Lana manggut-manggut, mulutnya melangah, “Oh ... pantes tadi pagi nggak liat Varen,” gumamnya lirih
.
“Kenapa? Kangen?” goda Dienka sembari tertawa.
“Dih?! Kesimpulan dari mana?” pekik Lana kesal. Namun Dienka meneruskan tawanya.
“Eh ngomong-ngomong ... kok gak masuk akal, ya? Anak-anak yang lain kan mainnya lebih payah daripada Candra!” seru Lana tak terima.

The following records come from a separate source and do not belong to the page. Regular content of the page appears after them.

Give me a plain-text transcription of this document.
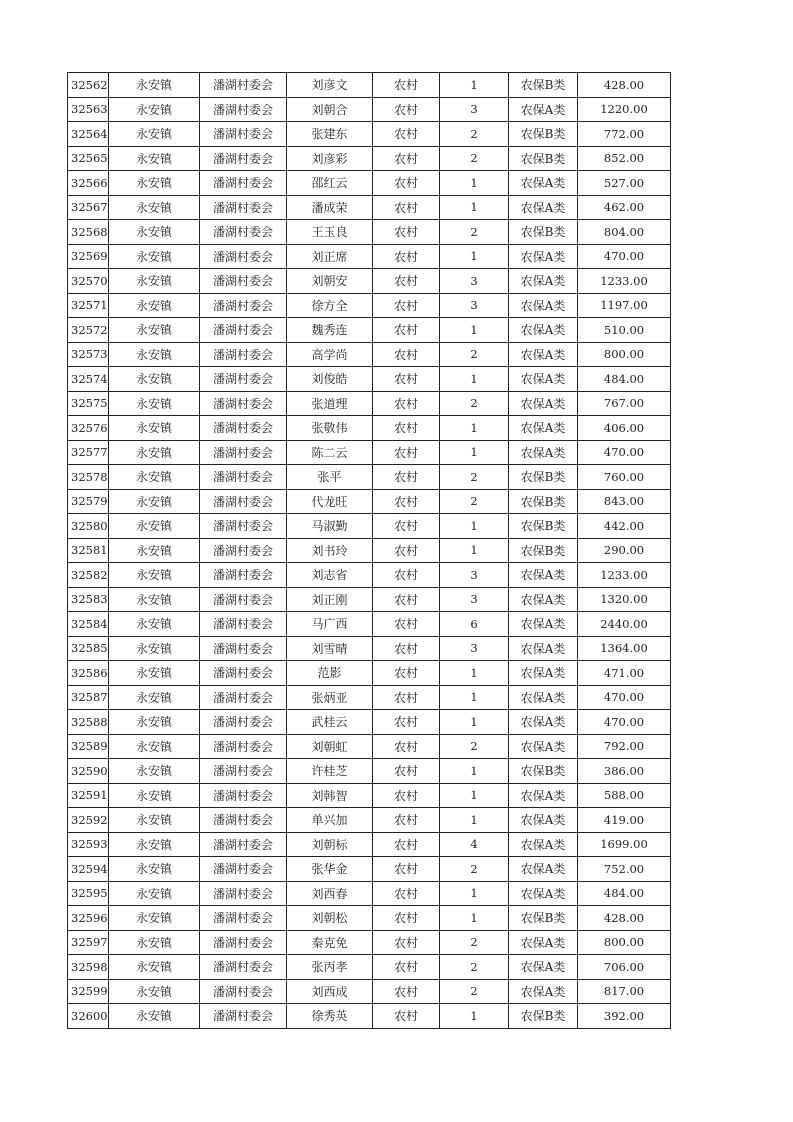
32562	永安镇	潘湖村委会	刘彦文	农村	1	农保B类	428.00
32563	永安镇	潘湖村委会	刘朝合	农村	3	农保A类	1220.00
32564	永安镇	潘湖村委会	张建东	农村	2	农保B类	772.00
32565	永安镇	潘湖村委会	刘彦彩	农村	2	农保B类	852.00
32566	永安镇	潘湖村委会	邵红云	农村	1	农保A类	527.00
32567	永安镇	潘湖村委会	潘成荣	农村	1	农保A类	462.00
32568	永安镇	潘湖村委会	王玉良	农村	2	农保B类	804.00
32569	永安镇	潘湖村委会	刘正席	农村	1	农保A类	470.00
32570	永安镇	潘湖村委会	刘朝安	农村	3	农保A类	1233.00
32571	永安镇	潘湖村委会	徐方全	农村	3	农保A类	1197.00
32572	永安镇	潘湖村委会	魏秀连	农村	1	农保A类	510.00
32573	永安镇	潘湖村委会	高学尚	农村	2	农保A类	800.00
32574	永安镇	潘湖村委会	刘俊皓	农村	1	农保A类	484.00
32575	永安镇	潘湖村委会	张道理	农村	2	农保A类	767.00
32576	永安镇	潘湖村委会	张敬伟	农村	1	农保A类	406.00
32577	永安镇	潘湖村委会	陈二云	农村	1	农保A类	470.00
32578	永安镇	潘湖村委会	张平	农村	2	农保B类	760.00
32579	永安镇	潘湖村委会	代龙旺	农村	2	农保B类	843.00
32580	永安镇	潘湖村委会	马淑勤	农村	1	农保B类	442.00
32581	永安镇	潘湖村委会	刘书玲	农村	1	农保B类	290.00
32582	永安镇	潘湖村委会	刘志省	农村	3	农保A类	1233.00
32583	永安镇	潘湖村委会	刘正刚	农村	3	农保A类	1320.00
32584	永安镇	潘湖村委会	马广西	农村	6	农保A类	2440.00
32585	永安镇	潘湖村委会	刘雪晴	农村	3	农保A类	1364.00
32586	永安镇	潘湖村委会	范影	农村	1	农保A类	471.00
32587	永安镇	潘湖村委会	张炳亚	农村	1	农保A类	470.00
32588	永安镇	潘湖村委会	武桂云	农村	1	农保A类	470.00
32589	永安镇	潘湖村委会	刘朝虹	农村	2	农保A类	792.00
32590	永安镇	潘湖村委会	许桂芝	农村	1	农保B类	386.00
32591	永安镇	潘湖村委会	刘韩智	农村	1	农保A类	588.00
32592	永安镇	潘湖村委会	单兴加	农村	1	农保A类	419.00
32593	永安镇	潘湖村委会	刘朝标	农村	4	农保A类	1699.00
32594	永安镇	潘湖村委会	张华金	农村	2	农保A类	752.00
32595	永安镇	潘湖村委会	刘西春	农村	1	农保A类	484.00
32596	永安镇	潘湖村委会	刘朝松	农村	1	农保B类	428.00
32597	永安镇	潘湖村委会	秦克免	农村	2	农保A类	800.00
32598	永安镇	潘湖村委会	张丙孝	农村	2	农保A类	706.00
32599	永安镇	潘湖村委会	刘西成	农村	2	农保A类	817.00
32600	永安镇	潘湖村委会	徐秀英	农村	1	农保B类	392.00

“Bukan gitu, Lan. Coach Didit sengaja majuin anak-anak yang belum begitu mahir buat ikut lomba. Buat pengalaman belajar, buat acuan juga. Coba kalau dipilih yang mahir trus? Yang pemula kan lama-lama kesel juga minder, keburu nggak bergairah. Kalau emang begitu, berarti pihak sekolah yang egois. Mereka nggak mau lihat potensi tiap-tiap murid. Ya, ‘kan? Entar banyak yang gak semangat, asal-asalan—semakin kecil kemungkinan mereka mahir, dong.”
Lana mengangga sesaat, tetapi tetap manggut-manggut.
“Paham?”
“K-kayaknya, hehe.”
Dienka terkekeh samar, sementara Lana hanya menggaruk tengkuknya. “Sana balik ke kelas. Kalau entar masuk BK, bisa brabe gue. Bakal digeprek Mama!” gerutu Dienka.
“Okey! Thanks, ya, udah balikin mood gue.” Setelah mengatakan itu, Lana langsung bangkit dari posisinya.
“Always Lana cantiik! Habis pulang kita nge-mie ayam, yuk? It's on me.”
“Serius? Gue sih mau, sekalian baikan sama Candra.”
“Di mana?”
“Soal tempat, urusan gue.”
“Sip.”
“Okei! Lo emang the best, Ka!” serunya.